Too bad, the following day, a strong wind blew exactly from abeam, the direction in which we have to turn Athene for departing the marina. It is one of the disadvantages of our boat, turning her into the wind in tight spaces. The maneuver is no big deal when there is sufficient space. If not, we might damage another boat. I went to the marina office and asked for help. A marinero comes by in a small boat, so my idea, and pushes the bow of our ship towards the exit. We seldom asked for that service but always received a positive answer because it is a matter of course for the marina. 
Yes, it’s possible in Torrevieja also if you have enough powder in your wallet. They would charge an incredible 65 euros for fifteen minutes of work, an hourly rate of 260 euros. I should become Marinero. We waived the generous offer and asked if we could stay until the evening and thus decreasing wind. This question was also answered cheerfully by paying half the daily rate.

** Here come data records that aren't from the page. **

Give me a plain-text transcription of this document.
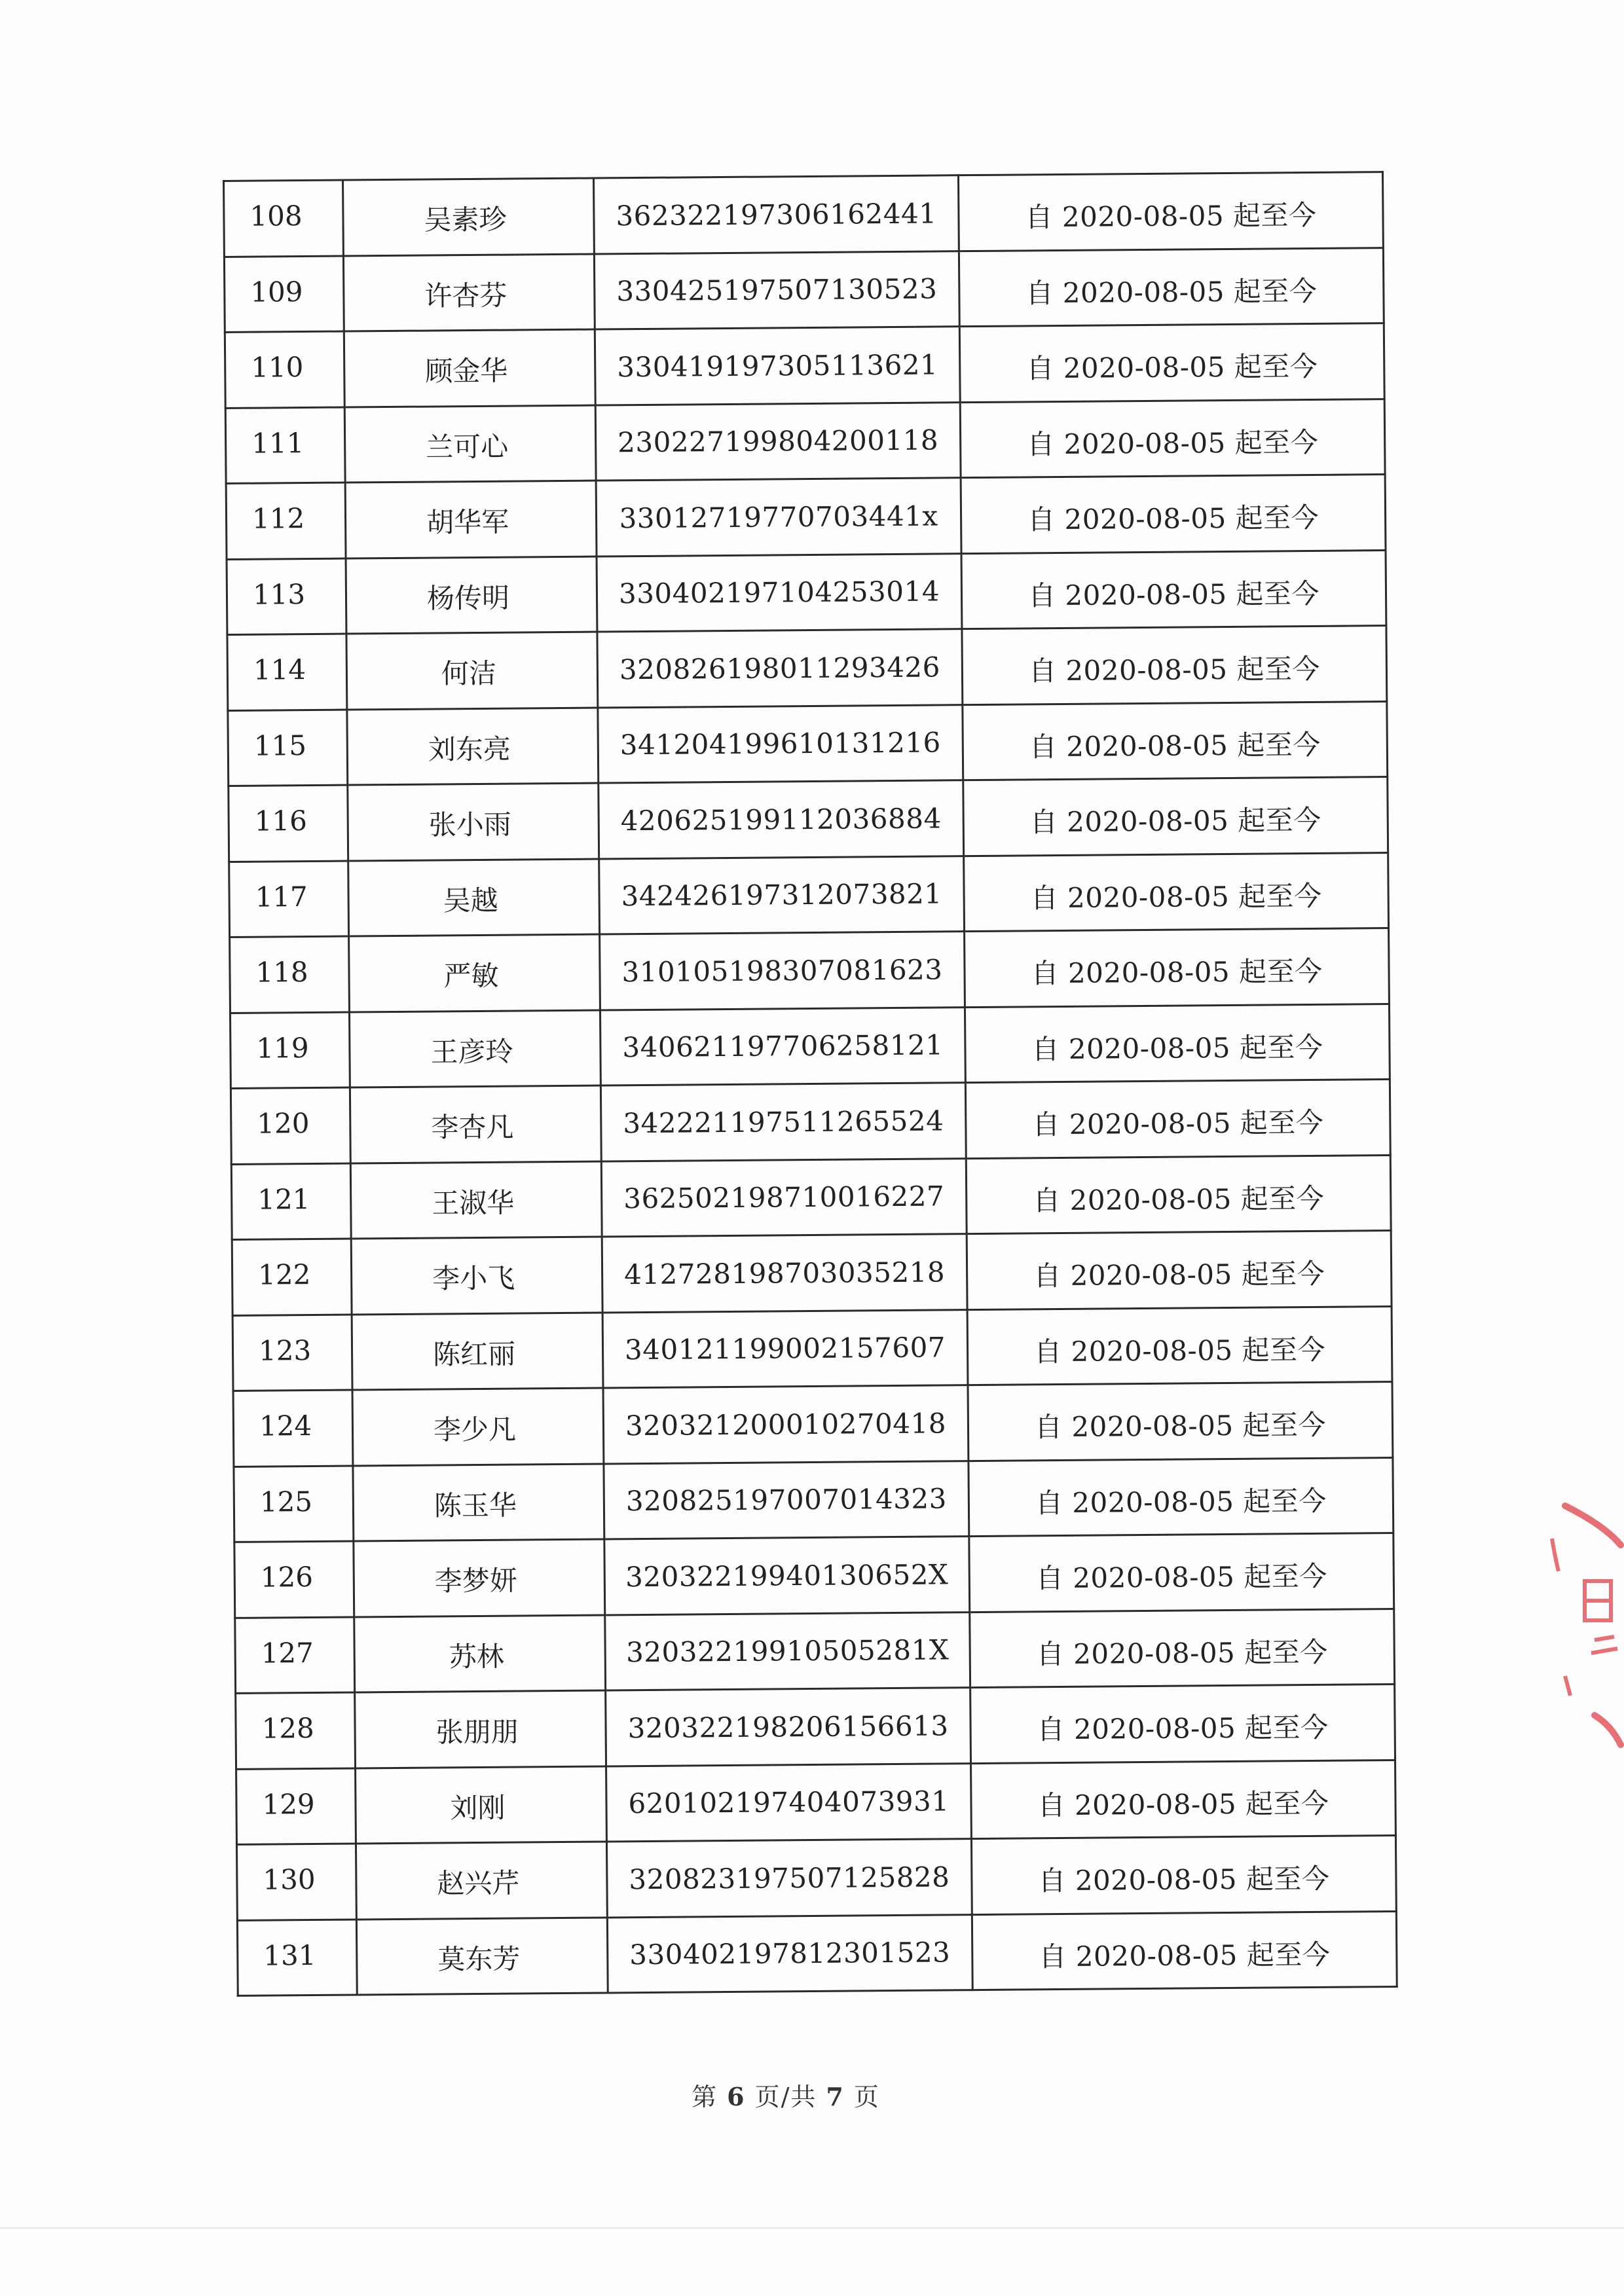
108	吴素珍	362322197306162441	自 2020-08-05 起至今
109	许杏芬	330425197507130523	自 2020-08-05 起至今
110	顾金华	330419197305113621	自 2020-08-05 起至今
111	兰可心	230227199804200118	自 2020-08-05 起至今
112	胡华军	33012719770703441x	自 2020-08-05 起至今
113	杨传明	330402197104253014	自 2020-08-05 起至今
114	何洁	320826198011293426	自 2020-08-05 起至今
115	刘东亮	341204199610131216	自 2020-08-05 起至今
116	张小雨	420625199112036884	自 2020-08-05 起至今
117	吴越	342426197312073821	自 2020-08-05 起至今
118	严敏	310105198307081623	自 2020-08-05 起至今
119	王彦玲	340621197706258121	自 2020-08-05 起至今
120	李杏凡	342221197511265524	自 2020-08-05 起至今
121	王淑华	362502198710016227	自 2020-08-05 起至今
122	李小飞	412728198703035218	自 2020-08-05 起至今
123	陈红丽	340121199002157607	自 2020-08-05 起至今
124	李少凡	320321200010270418	自 2020-08-05 起至今
125	陈玉华	320825197007014323	自 2020-08-05 起至今
126	李梦妍	32032219940130652X	自 2020-08-05 起至今
127	苏林	32032219910505281X	自 2020-08-05 起至今
128	张朋朋	320322198206156613	自 2020-08-05 起至今
129	刘刚	620102197404073931	自 2020-08-05 起至今
130	赵兴芹	320823197507125828	自 2020-08-05 起至今
131	莫东芳	330402197812301523	自 2020-08-05 起至今
第 6 页/共 7 页
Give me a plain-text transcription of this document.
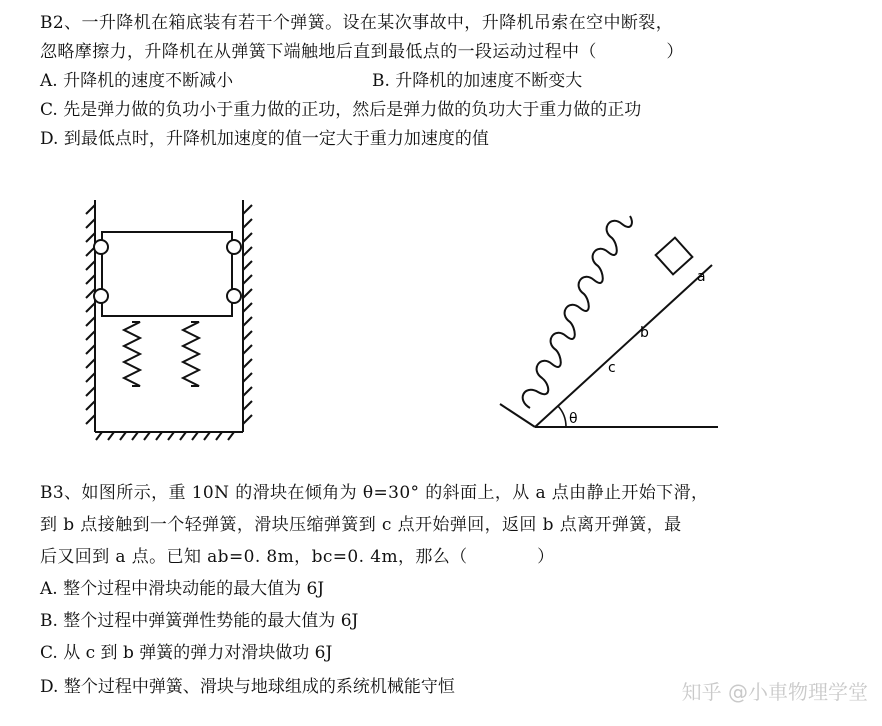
B2、一升降机在箱底装有若干个弹簧。设在某次事故中，升降机吊索在空中断裂，
忽略摩擦力，升降机在从弹簧下端触地后直到最低点的一段运动过程中（　　　　）
A. 升降机的速度不断减小	B. 升降机的加速度不断变大
C. 先是弹力做的负功小于重力做的正功，然后是弹力做的负功大于重力做的正功
D. 到最低点时，升降机加速度的值一定大于重力加速度的值
a
b
c
θ
B3、如图所示，重 10N 的滑块在倾角为 θ=30° 的斜面上，从 a 点由静止开始下滑，
到 b 点接触到一个轻弹簧，滑块压缩弹簧到 c 点开始弹回，返回 b 点离开弹簧，最
后又回到 a 点。已知 ab=0. 8m，bc=0. 4m，那么（　　　　）
A. 整个过程中滑块动能的最大值为 6J
B. 整个过程中弹簧弹性势能的最大值为 6J
C. 从 c 到 b 弹簧的弹力对滑块做功 6J
D. 整个过程中弹簧、滑块与地球组成的系统机械能守恒	知乎 @小車物理学堂
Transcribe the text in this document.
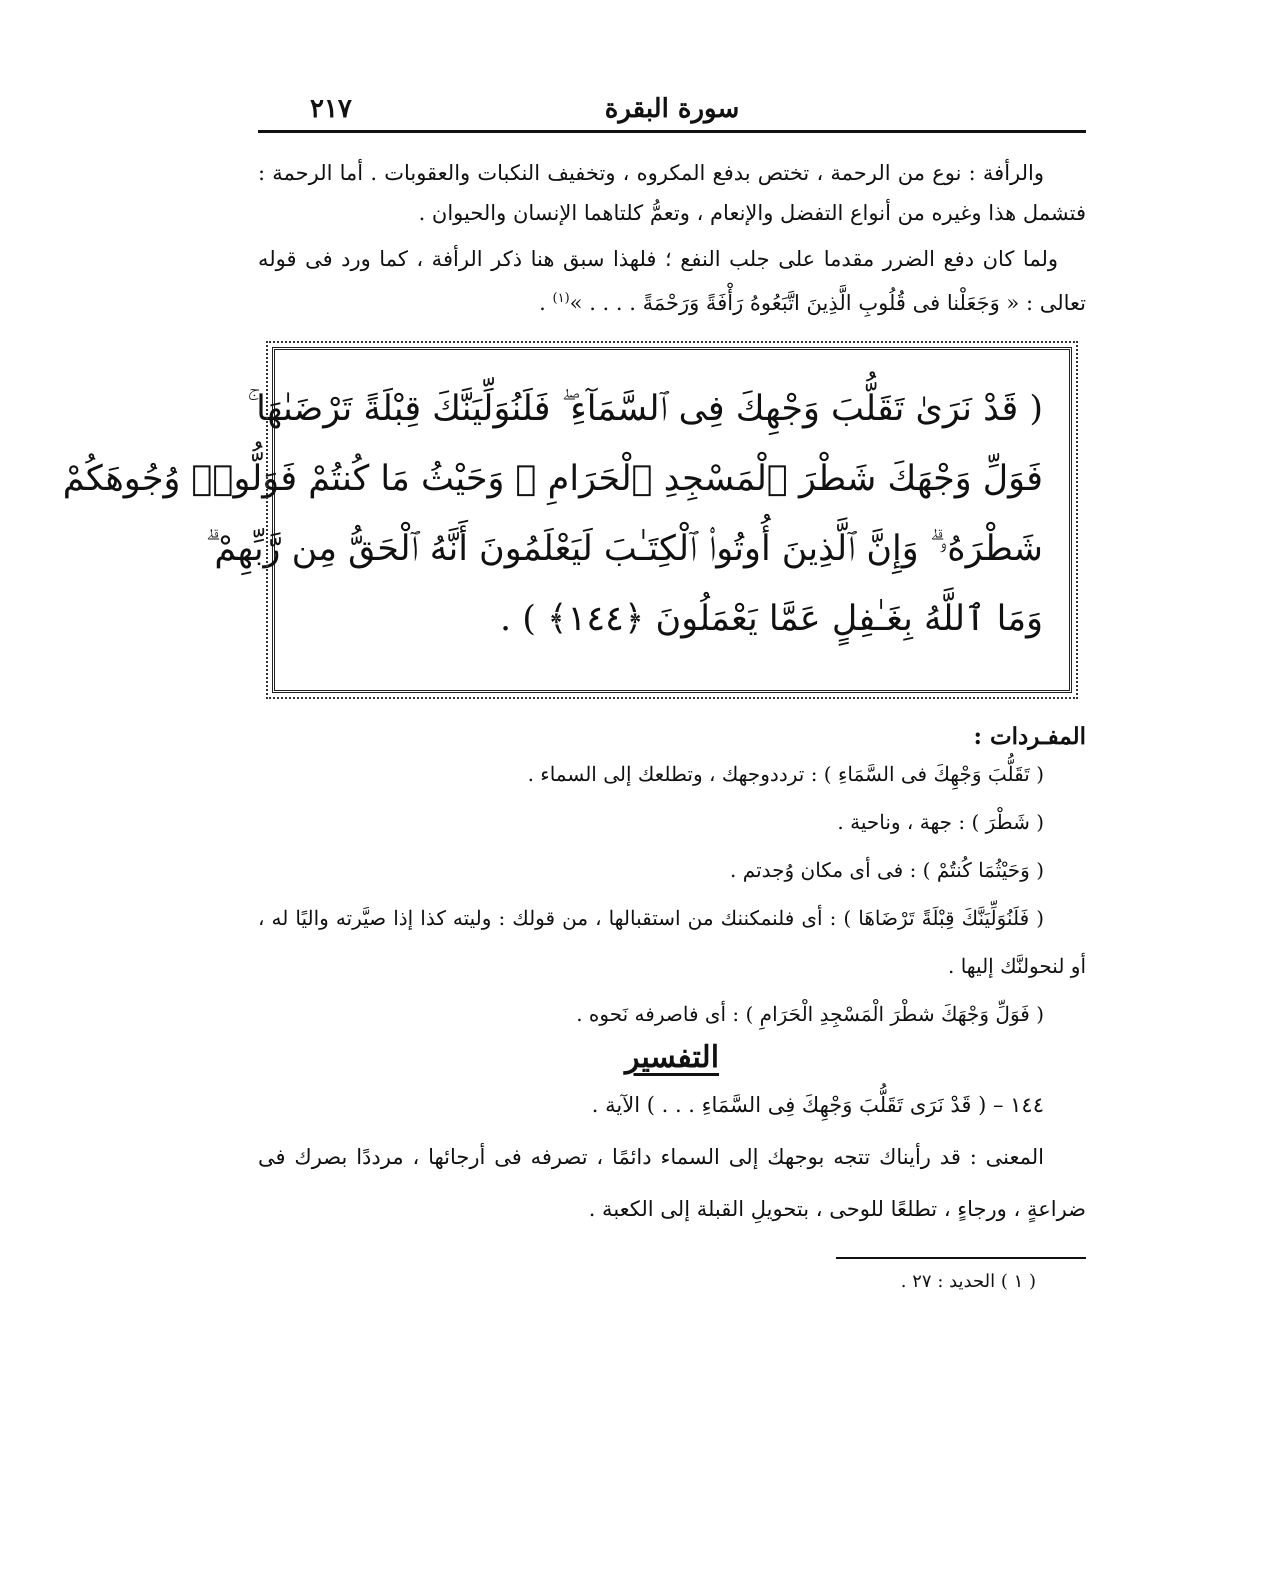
سورة البقرة
٢١٧

والرأفة : نوع من الرحمة ، تختص بدفع المكروه ، وتخفيف النكبات والعقوبات . أما الرحمة : فتشمل هذا وغيره من أنواع التفضل والإنعام ، وتعمُّ كلتاهما الإنسان والحيوان .

ولما كان دفع الضرر مقدما على جلب النفع ؛ فلهذا سبق هنا ذكر الرأفة ، كما ورد فى قوله تعالى : « وَجَعَلْنا فى قُلُوبِ الَّذِينَ اتَّبَعُوهُ رَأْفَةً وَرَحْمَةً . . . . »$^{(١)}$ .

( قَدْ نَرَىٰ تَقَلُّبَ وَجْهِكَ فِى ٱلسَّمَآءِ ۖ فَلَنُوَلِّيَنَّكَ قِبْلَةً تَرْضَىٰهَا ۚ
فَوَلِّ وَجْهَكَ شَطْرَ ٱلْمَسْجِدِ ٱلْحَرَامِ ۚ وَحَيْثُ مَا كُنتُمْ فَوَلُّوا۟ وُجُوهَكُمْ
شَطْرَهُۥ ۗ وَإِنَّ ٱلَّذِينَ أُوتُوا۟ ٱلْكِتَـٰبَ لَيَعْلَمُونَ أَنَّهُ ٱلْحَقُّ مِن رَّبِّهِمْ ۗ
وَمَا ٱللَّهُ بِغَـٰفِلٍ عَمَّا يَعْمَلُونَ ﴿١٤٤﴾ ) .
المفـردات :

( تَقَلُّبَ وَجْهِكَ فى السَّمَاءِ ) : ترددوجهك ، وتطلعك إلى السماء .

( شَطْرَ ) : جهة ، وناحية .

( وَحَيْثُمَا كُنتُمْ ) : فى أى مكان وُجدتم .

( فَلَنُوَلِّيَنَّكَ قِبْلَةً تَرْضَاهَا ) : أى فلنمكننك من استقبالها ، من قولك : وليته كذا إذا صيَّرته واليًا له ، أو لنحولنَّك إليها .

( فَوَلِّ وَجْهَكَ شطْرَ الْمَسْجِدِ الْحَرَامِ ) : أى فاصرفه نَحوه .

التفسير

١٤٤ – ( قَدْ نَرَى تَقَلُّبَ وَجْهِكَ فِى السَّمَاءِ . . . ) الآية .

المعنى : قد رأيناك تتجه بوجهك إلى السماء دائمًا ، تصرفه فى أرجائها ، مرددًا بصرك فى ضراعةٍ ، ورجاءٍ ، تطلعًا للوحى ، بتحويلِ القبلة إلى الكعبة .

( ١ ) الحديد : ٢٧ .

Since the wind was favorable the following day, both in direction and strength, we stayed an extra day and continued our quest on what to do in Torrevieja. The entire seaside is an entertainment center. Early afternoon, one bar starts playing music. Soon the other three join in, all different in tunes but equally loud. We sat in the cockpit, stopped chatting, looked at each other, and had to laugh out loud. The four noisy entertainments created a cacophony that is almost a musical composition.
Probably the liveaboards like it, as they are even closer by. But that’s the way it is. Some like it and stay long, while others are happy to turn their backs on the place and never come back.